Here’s why I bother. Below are siblings from a single cross made by Rob of The Sarracenia Project blog, some plants of which he sent me a few months ago. It’s one cross, but just look at all the subtle–or not so subtle–variations from one plant to another. Traits from one parent combine with traits from the other. Sometimes one parent dominates, sometimes you see a perfect fusion of the two. Although the plants aren’t yet mature, they’re starting to show the characteristics they’ll carry on to adult-hood.

The parents are Sarracenia Bug Bat–photos of which you can view [ here ] at the really swell Carnivorous Plant Photo Finder site–and S. Diane Whittaker, viewable [ here ]. This is a complex cross, but the species that push their presence forward most are the extravagant S. leucophylla [ photos here ] and the stern and slightly sinister S. minor [ photos here ].

I don’t know about you, but I like to just stare at the plants and observe how the family traits express themselves. Additionally, most hybrids look different as the seasons change. Right now the final three are my favorites, but I’m looking forward to how these plant will develop though the summer and fall. Thanks for the hours of fun, Rob!

7 thoughts on “diversity”

  1. These plants are everlastingly intriguing. I can imagine that you look forward to every season with these. So many shapes and postures and you’ve displayed the photos Warholishly. I’d frame ’em,…or wallpaper?
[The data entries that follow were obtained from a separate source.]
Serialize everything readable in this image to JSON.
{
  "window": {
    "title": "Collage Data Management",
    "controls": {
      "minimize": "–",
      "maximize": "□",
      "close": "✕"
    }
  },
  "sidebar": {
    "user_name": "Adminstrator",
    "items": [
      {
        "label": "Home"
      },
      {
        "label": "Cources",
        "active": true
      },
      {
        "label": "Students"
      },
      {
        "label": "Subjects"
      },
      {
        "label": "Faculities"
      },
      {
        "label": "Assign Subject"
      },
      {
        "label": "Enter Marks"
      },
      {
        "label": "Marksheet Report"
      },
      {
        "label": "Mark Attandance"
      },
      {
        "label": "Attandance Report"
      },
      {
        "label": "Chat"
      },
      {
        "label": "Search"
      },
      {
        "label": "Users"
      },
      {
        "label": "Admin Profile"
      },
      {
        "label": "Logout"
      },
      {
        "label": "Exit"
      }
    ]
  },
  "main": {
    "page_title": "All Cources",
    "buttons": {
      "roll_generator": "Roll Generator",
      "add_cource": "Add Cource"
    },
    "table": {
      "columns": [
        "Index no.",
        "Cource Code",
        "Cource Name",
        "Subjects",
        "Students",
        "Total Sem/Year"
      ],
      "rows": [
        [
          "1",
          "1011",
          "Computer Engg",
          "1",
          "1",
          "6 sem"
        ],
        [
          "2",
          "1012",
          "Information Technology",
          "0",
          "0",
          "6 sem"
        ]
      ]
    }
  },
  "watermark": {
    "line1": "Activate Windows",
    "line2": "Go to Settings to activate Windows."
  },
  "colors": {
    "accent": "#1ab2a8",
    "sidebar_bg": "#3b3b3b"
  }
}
  2. Have you ever tried drying your pitcher plants? I’ve bought them that way, but have always wondered if that’s one of those “Don’t try this at home” kinda things.

  3. Sue, love your Warhol comment. It picks up on what fascinates me with these. They’re all the same, but different.

    Susan, I can hear the frustrated insects now…

    Ricki, hours and hours of amusement, for sure…

    Colleen, I haven’t tried to dry them, but the classic technique I’ve read is to take fresh pitchers and fill them with sand to maintain their shape. I think that collection pressures have reduced some of the wild populations because of it. But there’s no harm in doing your own plants.